Dicha afirmación final puede llevarnos a coincidir entonces en que la integridad o decoro requiere que ese juez tenga la perspectiva del reconocimiento de lo que ocurre en el mundo sociocultural, moral, histórico, político y económico que habrá de juzgar. Porque difícilmente quien renuncie a dichas categorías existenciales y mundanas pueda ser un juez que dispare confianza en la ciudadanía, con independencia total de sus muy buenas intenciones y de su misma formación científico-judicial.
La judicatura no es un proyecto de deseos sino una sumatoria de realizaciones que exigen desarrollos comprometidos en muchas ocasiones para ser alcanzadas. Y estos dos aspectos a la vista -formación profesional en sentido lato, por una parte (y que bien podría alcanzar a cubrir el espectro de lo público profesional que el juez tiene), y el relativo a su misma inserción en el mundo tal como es (que refiere a sus mismos actos privados con trascendencia pública)- son espacios en los que tiene que presentarse el mismo juez predicando su integridad o decoro.

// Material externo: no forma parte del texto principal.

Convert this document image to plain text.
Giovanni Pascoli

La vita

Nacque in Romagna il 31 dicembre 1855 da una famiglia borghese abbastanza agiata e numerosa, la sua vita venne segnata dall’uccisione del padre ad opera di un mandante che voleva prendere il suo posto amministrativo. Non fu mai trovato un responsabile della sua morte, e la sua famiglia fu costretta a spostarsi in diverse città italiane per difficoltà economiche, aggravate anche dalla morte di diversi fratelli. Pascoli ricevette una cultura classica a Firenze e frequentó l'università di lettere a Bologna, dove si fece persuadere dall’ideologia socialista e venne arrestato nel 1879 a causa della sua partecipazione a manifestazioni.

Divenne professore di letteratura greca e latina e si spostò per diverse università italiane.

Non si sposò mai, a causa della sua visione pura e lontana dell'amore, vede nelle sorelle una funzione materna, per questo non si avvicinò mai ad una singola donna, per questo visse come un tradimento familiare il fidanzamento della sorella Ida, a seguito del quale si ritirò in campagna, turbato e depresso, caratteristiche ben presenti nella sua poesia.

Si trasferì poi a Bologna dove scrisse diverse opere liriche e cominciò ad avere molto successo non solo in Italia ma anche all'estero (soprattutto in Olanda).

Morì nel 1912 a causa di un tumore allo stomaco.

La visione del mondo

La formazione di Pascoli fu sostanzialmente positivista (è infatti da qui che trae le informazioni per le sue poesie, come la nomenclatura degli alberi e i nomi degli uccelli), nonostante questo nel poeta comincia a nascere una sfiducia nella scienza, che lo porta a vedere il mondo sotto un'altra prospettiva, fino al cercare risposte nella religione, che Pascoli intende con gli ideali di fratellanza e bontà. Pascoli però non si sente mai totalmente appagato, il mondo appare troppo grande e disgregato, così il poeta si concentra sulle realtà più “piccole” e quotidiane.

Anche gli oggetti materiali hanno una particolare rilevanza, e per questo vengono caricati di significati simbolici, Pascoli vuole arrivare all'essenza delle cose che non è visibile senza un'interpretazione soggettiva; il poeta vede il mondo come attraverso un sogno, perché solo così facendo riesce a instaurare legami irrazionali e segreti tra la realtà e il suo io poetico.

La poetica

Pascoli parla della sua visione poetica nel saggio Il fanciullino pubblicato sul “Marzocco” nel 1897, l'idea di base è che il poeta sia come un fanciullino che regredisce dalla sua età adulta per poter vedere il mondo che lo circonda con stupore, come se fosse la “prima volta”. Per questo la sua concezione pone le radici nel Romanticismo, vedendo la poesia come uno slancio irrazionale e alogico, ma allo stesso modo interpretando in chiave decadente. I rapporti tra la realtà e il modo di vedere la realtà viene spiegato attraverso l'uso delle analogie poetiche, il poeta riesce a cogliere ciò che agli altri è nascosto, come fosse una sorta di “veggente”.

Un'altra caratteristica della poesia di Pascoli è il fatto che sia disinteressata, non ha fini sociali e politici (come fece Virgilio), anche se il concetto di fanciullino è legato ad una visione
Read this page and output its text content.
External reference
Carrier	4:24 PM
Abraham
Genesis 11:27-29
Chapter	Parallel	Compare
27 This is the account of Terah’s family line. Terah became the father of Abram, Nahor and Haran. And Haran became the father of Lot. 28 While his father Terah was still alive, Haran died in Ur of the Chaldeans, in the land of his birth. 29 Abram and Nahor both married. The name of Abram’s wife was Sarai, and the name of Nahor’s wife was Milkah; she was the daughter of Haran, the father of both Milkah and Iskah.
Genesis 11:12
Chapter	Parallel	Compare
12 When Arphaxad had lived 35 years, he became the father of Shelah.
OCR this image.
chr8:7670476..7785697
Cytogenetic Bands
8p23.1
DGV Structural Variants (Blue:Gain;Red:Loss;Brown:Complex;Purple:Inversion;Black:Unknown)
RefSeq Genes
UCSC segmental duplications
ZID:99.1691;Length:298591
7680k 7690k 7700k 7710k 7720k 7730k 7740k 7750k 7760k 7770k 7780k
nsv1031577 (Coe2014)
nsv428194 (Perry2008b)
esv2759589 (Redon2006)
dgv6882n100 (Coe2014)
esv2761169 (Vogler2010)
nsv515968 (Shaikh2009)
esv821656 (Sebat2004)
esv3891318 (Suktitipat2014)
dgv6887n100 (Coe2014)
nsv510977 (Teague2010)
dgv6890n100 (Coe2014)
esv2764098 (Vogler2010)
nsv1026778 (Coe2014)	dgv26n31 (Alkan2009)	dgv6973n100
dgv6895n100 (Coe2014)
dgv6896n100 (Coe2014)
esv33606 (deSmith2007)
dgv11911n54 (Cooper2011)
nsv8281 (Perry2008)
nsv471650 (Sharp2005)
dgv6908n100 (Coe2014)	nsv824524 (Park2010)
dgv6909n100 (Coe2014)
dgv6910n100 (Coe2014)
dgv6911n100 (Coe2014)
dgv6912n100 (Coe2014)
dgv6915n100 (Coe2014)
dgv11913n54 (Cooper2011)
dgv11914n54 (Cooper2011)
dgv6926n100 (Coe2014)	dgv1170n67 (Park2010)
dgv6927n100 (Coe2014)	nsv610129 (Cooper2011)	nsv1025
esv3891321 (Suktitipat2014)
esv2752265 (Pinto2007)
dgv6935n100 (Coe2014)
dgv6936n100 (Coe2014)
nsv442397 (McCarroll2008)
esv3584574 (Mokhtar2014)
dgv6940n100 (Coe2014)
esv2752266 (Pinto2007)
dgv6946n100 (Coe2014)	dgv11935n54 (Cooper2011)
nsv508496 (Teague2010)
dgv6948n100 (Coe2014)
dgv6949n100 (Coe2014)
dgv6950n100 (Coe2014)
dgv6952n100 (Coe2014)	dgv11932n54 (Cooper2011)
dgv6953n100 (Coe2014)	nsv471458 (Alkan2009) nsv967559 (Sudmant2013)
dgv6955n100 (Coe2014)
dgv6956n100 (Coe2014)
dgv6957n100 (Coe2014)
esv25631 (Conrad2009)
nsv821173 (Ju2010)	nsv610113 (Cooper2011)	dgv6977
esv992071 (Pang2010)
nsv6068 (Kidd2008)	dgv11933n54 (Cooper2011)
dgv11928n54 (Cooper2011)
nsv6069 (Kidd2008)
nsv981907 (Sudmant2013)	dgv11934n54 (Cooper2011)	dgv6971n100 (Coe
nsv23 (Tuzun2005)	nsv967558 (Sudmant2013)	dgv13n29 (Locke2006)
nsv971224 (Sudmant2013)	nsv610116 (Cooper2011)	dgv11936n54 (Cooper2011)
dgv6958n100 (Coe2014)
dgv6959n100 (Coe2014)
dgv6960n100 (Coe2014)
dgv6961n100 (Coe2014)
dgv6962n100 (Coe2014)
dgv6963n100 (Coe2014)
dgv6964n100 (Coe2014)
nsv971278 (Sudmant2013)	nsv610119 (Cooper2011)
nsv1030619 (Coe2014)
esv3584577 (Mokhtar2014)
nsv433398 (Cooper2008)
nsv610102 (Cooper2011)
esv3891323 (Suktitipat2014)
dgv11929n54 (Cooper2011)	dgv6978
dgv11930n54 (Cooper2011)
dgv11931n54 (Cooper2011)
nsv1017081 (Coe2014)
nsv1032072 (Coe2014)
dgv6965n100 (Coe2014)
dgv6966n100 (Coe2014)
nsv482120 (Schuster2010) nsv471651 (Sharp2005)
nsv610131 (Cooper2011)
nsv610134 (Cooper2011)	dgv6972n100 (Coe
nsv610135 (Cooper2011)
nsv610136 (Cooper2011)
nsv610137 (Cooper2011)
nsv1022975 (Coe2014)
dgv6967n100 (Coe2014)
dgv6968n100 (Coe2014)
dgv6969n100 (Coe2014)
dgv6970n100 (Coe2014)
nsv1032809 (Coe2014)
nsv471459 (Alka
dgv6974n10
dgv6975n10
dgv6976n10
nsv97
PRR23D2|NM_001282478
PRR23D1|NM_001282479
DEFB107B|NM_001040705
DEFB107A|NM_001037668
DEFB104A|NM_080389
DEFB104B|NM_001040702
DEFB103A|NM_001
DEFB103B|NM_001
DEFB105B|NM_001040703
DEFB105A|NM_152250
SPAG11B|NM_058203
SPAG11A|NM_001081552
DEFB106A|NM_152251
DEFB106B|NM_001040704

Al aceptar que la integridad tiene las dos facetas indicadas, no hay dudas de que la primera resulta más fácil de ser objetivada. Un juez que carece de formación disciplinar para construir un razonamiento lógico debidamente argumentado en su discursividad puede ser denunciado a partir de parámetros totalmente controlables. Sin embargo ello, cuando es mirando desde el otro componente, la cuestión ya no es tan sencilla.
Algunos habrán de indicar que la integridad o decoro estará atendida en tanto el juez se ubique en un estándar que socialmente resulte ser aceptado. Sin embargo, ello traslada el problema acerca de qué manera en las sociedades modernas (moralmente diversas, políticamente diferentes, técnicamente vertiginosas y en las cuales la mayoría de los conceptos principales que hacen a la vida en común está atravesada en la discusión sobre si son naturales o culturales) no es posible saber cuál es el estándar socialmente aceptado solicitarle al juez y que se ajuste a ello. Sobre lo cual volveremos en otro momento con algún detenimiento.